Die Leishmaniose des Hundes wird in der „alten Welt“ im Wesentlichen durch Leishmania donovani infantum hervorgerufen. In Europa erstreckt sich die geographische Verbreitung der Leishmaniose beim Hund vorwiegend auf die Mittelmeerländer:
Frankreich bis Bordeaux (fallweise auch nördlicher)
Italien bis Turin
Spanien und Portugal
Balkan-Ländern (Bosnien-Herzegovina, Serbien, Kroatien, Slowenien)
Griechenland
die Küstengebiete Nordafrikas.
Die Überträger sind nachtaktive Phlebotomus-Arten (Schmetterlings- oder Sandmücken), die bisher in Österreich noch nie nachgewiesen werden konnten.
Da sich die klinische Symptomatik meist sehr unspezifisch darstellt, ist neben der Erfassung der klinischen Parameter eine differentialdiagnostische Abgrenzung erforderlich. Wegen der sehr variablen Inkubationszeit von wenigen Monaten bis zu 7 Jahren sollte nach Auslandsaufenthalten bei der Erhebung der Anamnese immer auch an die Möglichkeit einer Leishmaniose gedacht werden.
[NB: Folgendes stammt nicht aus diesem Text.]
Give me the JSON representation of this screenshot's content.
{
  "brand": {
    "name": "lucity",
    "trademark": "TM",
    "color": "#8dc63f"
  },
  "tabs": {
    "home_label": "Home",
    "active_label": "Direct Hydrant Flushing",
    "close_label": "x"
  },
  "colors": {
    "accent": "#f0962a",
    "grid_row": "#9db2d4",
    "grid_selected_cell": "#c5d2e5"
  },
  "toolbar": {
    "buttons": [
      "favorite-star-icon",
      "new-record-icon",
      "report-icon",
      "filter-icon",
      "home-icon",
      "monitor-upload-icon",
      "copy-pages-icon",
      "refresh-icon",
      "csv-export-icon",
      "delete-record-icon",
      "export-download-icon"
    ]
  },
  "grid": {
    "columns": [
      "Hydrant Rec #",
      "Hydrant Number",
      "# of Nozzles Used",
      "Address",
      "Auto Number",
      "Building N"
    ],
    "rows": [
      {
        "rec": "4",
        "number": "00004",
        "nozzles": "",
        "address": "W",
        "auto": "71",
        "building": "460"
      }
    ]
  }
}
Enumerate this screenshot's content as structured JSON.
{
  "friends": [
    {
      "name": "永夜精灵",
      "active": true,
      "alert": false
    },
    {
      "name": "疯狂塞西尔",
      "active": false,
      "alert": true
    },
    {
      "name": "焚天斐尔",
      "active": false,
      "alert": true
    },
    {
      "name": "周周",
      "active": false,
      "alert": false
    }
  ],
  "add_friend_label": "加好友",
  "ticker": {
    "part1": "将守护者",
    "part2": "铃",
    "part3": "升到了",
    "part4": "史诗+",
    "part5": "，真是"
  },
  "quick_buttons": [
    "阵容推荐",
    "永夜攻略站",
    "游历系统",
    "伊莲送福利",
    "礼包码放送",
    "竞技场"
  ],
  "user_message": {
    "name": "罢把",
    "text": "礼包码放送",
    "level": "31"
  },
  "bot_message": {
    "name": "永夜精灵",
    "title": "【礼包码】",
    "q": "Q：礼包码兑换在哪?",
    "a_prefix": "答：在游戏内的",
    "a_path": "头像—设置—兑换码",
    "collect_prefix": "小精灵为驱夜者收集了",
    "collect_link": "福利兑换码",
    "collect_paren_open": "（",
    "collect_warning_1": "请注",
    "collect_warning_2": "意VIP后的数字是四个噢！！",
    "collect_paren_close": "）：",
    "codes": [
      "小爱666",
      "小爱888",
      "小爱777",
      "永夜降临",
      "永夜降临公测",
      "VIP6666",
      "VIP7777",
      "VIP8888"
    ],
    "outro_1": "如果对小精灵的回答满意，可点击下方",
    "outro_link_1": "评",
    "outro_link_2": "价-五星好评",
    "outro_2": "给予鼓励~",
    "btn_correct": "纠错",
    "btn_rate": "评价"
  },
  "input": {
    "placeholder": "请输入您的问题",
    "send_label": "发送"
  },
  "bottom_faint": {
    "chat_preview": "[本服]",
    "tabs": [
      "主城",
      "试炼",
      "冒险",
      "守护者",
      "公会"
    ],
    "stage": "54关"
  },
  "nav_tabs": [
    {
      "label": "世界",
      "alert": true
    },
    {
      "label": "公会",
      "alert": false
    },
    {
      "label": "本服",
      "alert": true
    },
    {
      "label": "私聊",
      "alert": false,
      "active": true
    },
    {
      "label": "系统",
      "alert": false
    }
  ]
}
Bei der klinischen Untersuchung fallen v.a. mittel- bis hochgradiger Haarausfall mit wechselnder apikaler Lokalisation sowie kleieartig schuppende und juckende Hautveränderungen auf, ferner Haarlosigkeit in Brillenform und hochgradig gesteigertes Längenwachstum aller Krallen mit Deformationen (Onychogryphosis) auf.
Zu den weiteren Symptomen zählen Hepatosplenomegalie (vergrößerte Leber und Milz), mittel- bis hochgradige Lymphknotenschwellungen, Mandelentzündung, Fieber und Niereninsuffizienz.
Die Diagnose erfolgt durch den mikroskopischen Nachweis der Erreger in gefärbten Lymphknotenaspiraten (primär vom L. popliteus) und zusätzlich durch serologische und molekularbiologische Nachweismethoden. Die Kontrolle der Antikörpertiter stellt auch einen wichtigen Hinweis für den Therapieerfolg dar.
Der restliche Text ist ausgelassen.